If you only want to make doc changes, you just need to be aware of versioned docs.
website/docs- The files here are responsible for the "next" version at https://docusaurus.io/docs/next/installation.
website/versioned_docs/version-X.Y.Z- These are the docs for the X.Y.Z version at https://docusaurus.io/docs/X.Y.Z/installation.
Do not edit the auto-generated files within
versioned_sidebars/ unless you are sure it is necessary. For example, information about new features should not be documented in versioned docs. Edits made to older versions will not be propagated to newer versions of the docs.
A good test plan has the exact commands you ran and their output and provides screenshots or videos if the pull request changes UI. If you've changed APIs, update the documentation.
Tests are integrated into our continuous integration system, so you don't always need to run local tests. However, for significant code changes, it saves both your and the maintainers' time if you can do exhaustive tests locally first to make sure your PR is in good shape. There are many types of tests:
- Build and typecheck. We use TypeScript in our codebase, which can make sure your code is consistent and catches some obvious mistakes early.
- Unit tests. We use Jest for unit tests of API endpoints' behavior. You can run
yarn testin the root directory to run all tests, or
yarn test path/to/your/file.test.tsto run a specific test.
- Dogfooding. Our website itself covers all kinds of potential configuration cases and we even have a dedicated tests area. Don't be afraid to update our website's configuration in your PR—it can help the maintainers preview the effects. We can decide if the website change should be kept when merging and deploying for production.
- E2E tests. You can simulate the distribution and installation of the code with your fresh changes. If you need help testing your changes locally, you can check out the doc on doing local third-party testing.

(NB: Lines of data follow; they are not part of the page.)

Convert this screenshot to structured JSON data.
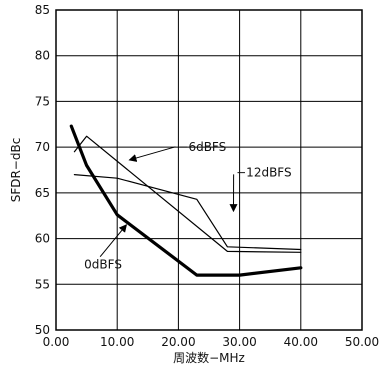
{
  "chart_data": {
    "type": "line",
    "xlabel": "周波数−MHz",
    "ylabel": "SFDR−dBc",
    "xlim": [
      0,
      50
    ],
    "ylim": [
      50,
      85
    ],
    "x_ticks": [
      0,
      10,
      20,
      30,
      40,
      50
    ],
    "y_ticks": [
      50,
      55,
      60,
      65,
      70,
      75,
      80,
      85
    ],
    "x_tick_labels": [
      "0.00",
      "10.00",
      "20.00",
      "30.00",
      "40.00",
      "50.00"
    ],
    "y_tick_labels": [
      "50",
      "55",
      "60",
      "65",
      "70",
      "75",
      "80",
      "85"
    ],
    "grid": true,
    "series": [
      {
        "name": "0dBFS",
        "color": "#000000",
        "emphasis": "bold",
        "points": [
          [
            2.5,
            72.3
          ],
          [
            5,
            68
          ],
          [
            10,
            62.6
          ],
          [
            23,
            56
          ],
          [
            30,
            56
          ],
          [
            40,
            56.8
          ]
        ]
      },
      {
        "name": "−6dBFS",
        "color": "#000000",
        "emphasis": "normal",
        "points": [
          [
            3,
            69.5
          ],
          [
            5,
            71.2
          ],
          [
            28,
            58.6
          ],
          [
            40,
            58.5
          ]
        ]
      },
      {
        "name": "−12dBFS",
        "color": "#000000",
        "emphasis": "normal",
        "points": [
          [
            3,
            67
          ],
          [
            10,
            66.6
          ],
          [
            23,
            64.3
          ],
          [
            28,
            59.1
          ],
          [
            40,
            58.8
          ]
        ]
      }
    ],
    "annotations": [
      {
        "text": "−6dBFS",
        "at": [
          20,
          69.6
        ],
        "arrow_to": [
          12,
          68.6
        ],
        "anchor": "start"
      },
      {
        "text": "−12dBFS",
        "at": [
          38.5,
          66.8
        ],
        "arrow_to": [
          29,
          63
        ],
        "anchor": "end"
      },
      {
        "text": "0dBFS",
        "at": [
          4.6,
          56.7
        ],
        "arrow_to": [
          11.5,
          61.5
        ],
        "anchor": "start"
      }
    ]
  }
}
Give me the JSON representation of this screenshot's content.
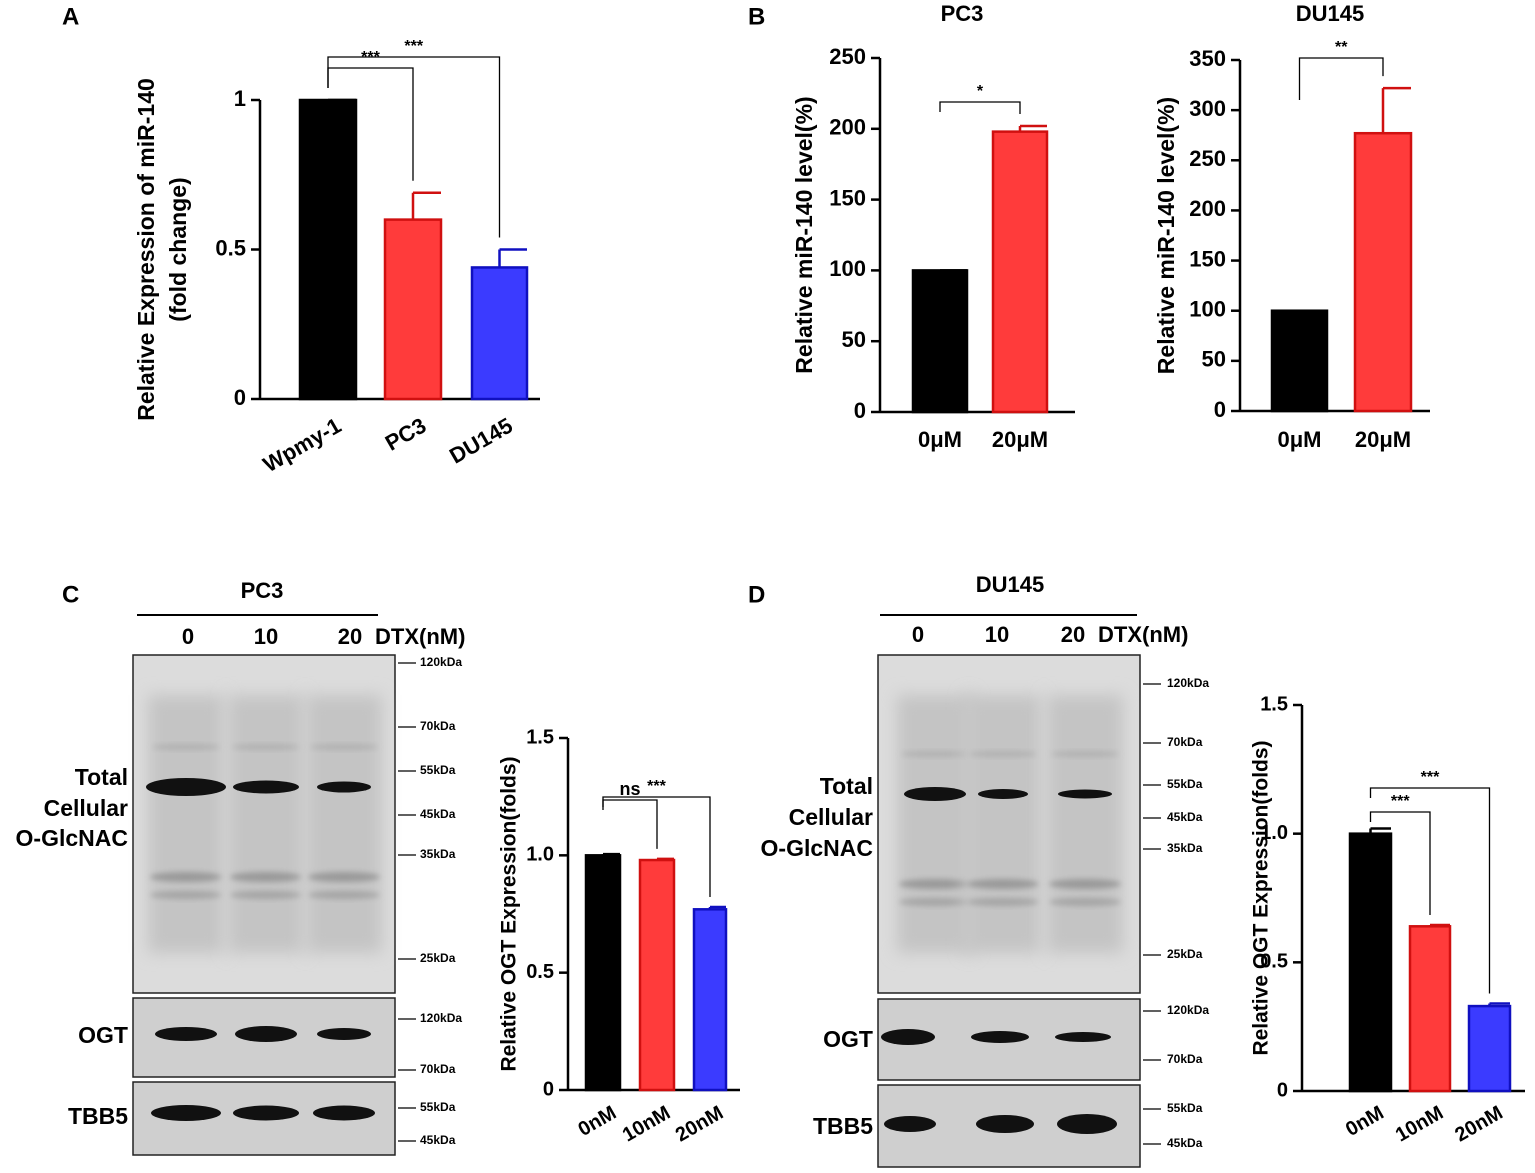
{
  "panels": [
    "A",
    "B",
    "C",
    "D"
  ],
  "chart_data": [
    {
      "type": "bar",
      "ylabel": [
        "Relative Expression of miR-140",
        "(fold change)"
      ],
      "categories": [
        "Wpmy-1",
        "PC3",
        "DU145"
      ],
      "values": [
        1,
        0.6,
        0.44
      ],
      "errors": [
        0,
        0.09,
        0.06
      ],
      "colors": [
        "#000000",
        "#ff3b3b",
        "#3b3bff"
      ],
      "ylim": [
        0,
        1
      ],
      "yticks": [
        0,
        0.5,
        1
      ],
      "significance": [
        {
          "pair": [
            0,
            1
          ],
          "label": "***"
        },
        {
          "pair": [
            0,
            2
          ],
          "label": "***"
        }
      ]
    },
    {
      "type": "bar",
      "title": "PC3",
      "ylabel": [
        "Relative miR-140 level(%)"
      ],
      "categories": [
        "0μM",
        "20μM"
      ],
      "values": [
        100,
        198
      ],
      "errors": [
        0,
        4
      ],
      "colors": [
        "#000000",
        "#ff3b3b"
      ],
      "ylim": [
        0,
        250
      ],
      "yticks": [
        0,
        50,
        100,
        150,
        200,
        250
      ],
      "significance": [
        {
          "pair": [
            0,
            1
          ],
          "label": "*"
        }
      ]
    },
    {
      "type": "bar",
      "title": "DU145",
      "ylabel": [
        "Relative miR-140 level(%)"
      ],
      "categories": [
        "0μM",
        "20μM"
      ],
      "values": [
        100,
        277
      ],
      "errors": [
        0,
        45
      ],
      "colors": [
        "#000000",
        "#ff3b3b"
      ],
      "ylim": [
        0,
        350
      ],
      "yticks": [
        0,
        50,
        100,
        150,
        200,
        250,
        300,
        350
      ],
      "significance": [
        {
          "pair": [
            0,
            1
          ],
          "label": "**"
        }
      ]
    },
    {
      "type": "bar",
      "ylabel": [
        "Relative OGT Expression(folds)"
      ],
      "categories": [
        "0nM",
        "10nM",
        "20nM"
      ],
      "values": [
        1.0,
        0.98,
        0.77
      ],
      "errors": [
        0.005,
        0.005,
        0.01
      ],
      "colors": [
        "#000000",
        "#ff3b3b",
        "#3b3bff"
      ],
      "ylim": [
        0,
        1.5
      ],
      "yticks": [
        0,
        0.5,
        {
          "value": 1,
          "label": "1.0"
        },
        1.5
      ],
      "significance": [
        {
          "pair": [
            0,
            1
          ],
          "label": "ns"
        },
        {
          "pair": [
            0,
            2
          ],
          "label": "***"
        }
      ]
    },
    {
      "type": "bar",
      "ylabel": [
        "Relative OGT Expression(folds)"
      ],
      "categories": [
        "0nM",
        "10nM",
        "20nM"
      ],
      "values": [
        1.0,
        0.64,
        0.33
      ],
      "errors": [
        0.02,
        0.005,
        0.01
      ],
      "colors": [
        "#000000",
        "#ff3b3b",
        "#3b3bff"
      ],
      "ylim": [
        0,
        1.5
      ],
      "yticks": [
        0,
        0.5,
        {
          "value": 1,
          "label": "1.0"
        },
        1.5
      ],
      "significance": [
        {
          "pair": [
            0,
            1
          ],
          "label": "***"
        },
        {
          "pair": [
            0,
            2
          ],
          "label": "***"
        }
      ]
    }
  ],
  "blots": [
    {
      "title": "PC3",
      "lanes": [
        "0",
        "10",
        "20"
      ],
      "unit": "DTX(nM)",
      "rows": [
        {
          "label": [
            "Total",
            "Cellular",
            "O-GlcNAC"
          ],
          "markers": [
            "120kDa",
            "70kDa",
            "55kDa",
            "45kDa",
            "35kDa",
            "25kDa"
          ]
        },
        {
          "label": [
            "OGT"
          ],
          "markers": [
            "120kDa",
            "70kDa"
          ]
        },
        {
          "label": [
            "TBB5"
          ],
          "markers": [
            "55kDa",
            "45kDa"
          ]
        }
      ]
    },
    {
      "title": "DU145",
      "lanes": [
        "0",
        "10",
        "20"
      ],
      "unit": "DTX(nM)",
      "rows": [
        {
          "label": [
            "Total",
            "Cellular",
            "O-GlcNAC"
          ],
          "markers": [
            "120kDa",
            "70kDa",
            "55kDa",
            "45kDa",
            "35kDa",
            "25kDa"
          ]
        },
        {
          "label": [
            "OGT"
          ],
          "markers": [
            "120kDa",
            "70kDa"
          ]
        },
        {
          "label": [
            "TBB5"
          ],
          "markers": [
            "55kDa",
            "45kDa"
          ]
        }
      ]
    }
  ]
}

By contributing to Docusaurus, you agree that your contributions will be licensed under its MIT license. Copy and paste this to the top of your new file(s):
* Copyright (c) Facebook, Inc. and its affiliates.
* This source code is licensed under the MIT license found in the
* LICENSE file in the root directory of this source tree.
This is also auto-fixable with the
header/header ESLint rule.
Contributor License Agreement (CLA)
In order to accept your pull request, we need you to submit a CLA. You only need to do this once, so if you've done this for another Facebook open source project, you're good to go. If you are submitting a pull request for the first time, the Facebook GitHub Bot will reply with a link to the CLA form. You may also complete your CLA here.
After you have signed the CLA, the CLA bot would automatically update the PR status. There's no need to open a new PR.
CLAs are required for us to merge your pull request. While we value your effort and are willing to wait for you to come back and address the reviews in case you are unavailable after sending the pull request, pull requests that are ready to merge but have CLA missing and no response from the author will be closed within two weeks of opening. If you have further questions about the CLA, please stay in touch with us.
If it happens that you were unavailable and your PR gets closed, feel free to reopen once it's ready! We are still happy to review it, help you complete it, and eventually merge it.
When adding a new breaking change, follow this template in your pull request:
### New breaking change here
- **Who does this affect**:
- **How to migrate**:
- **Why make this breaking change**:
- **Severity (number of people affected x effort)**:
What Happens Next?
The core Docusaurus team will be monitoring pull requests. Do help us by keeping pull requests consistent by following the guidelines above.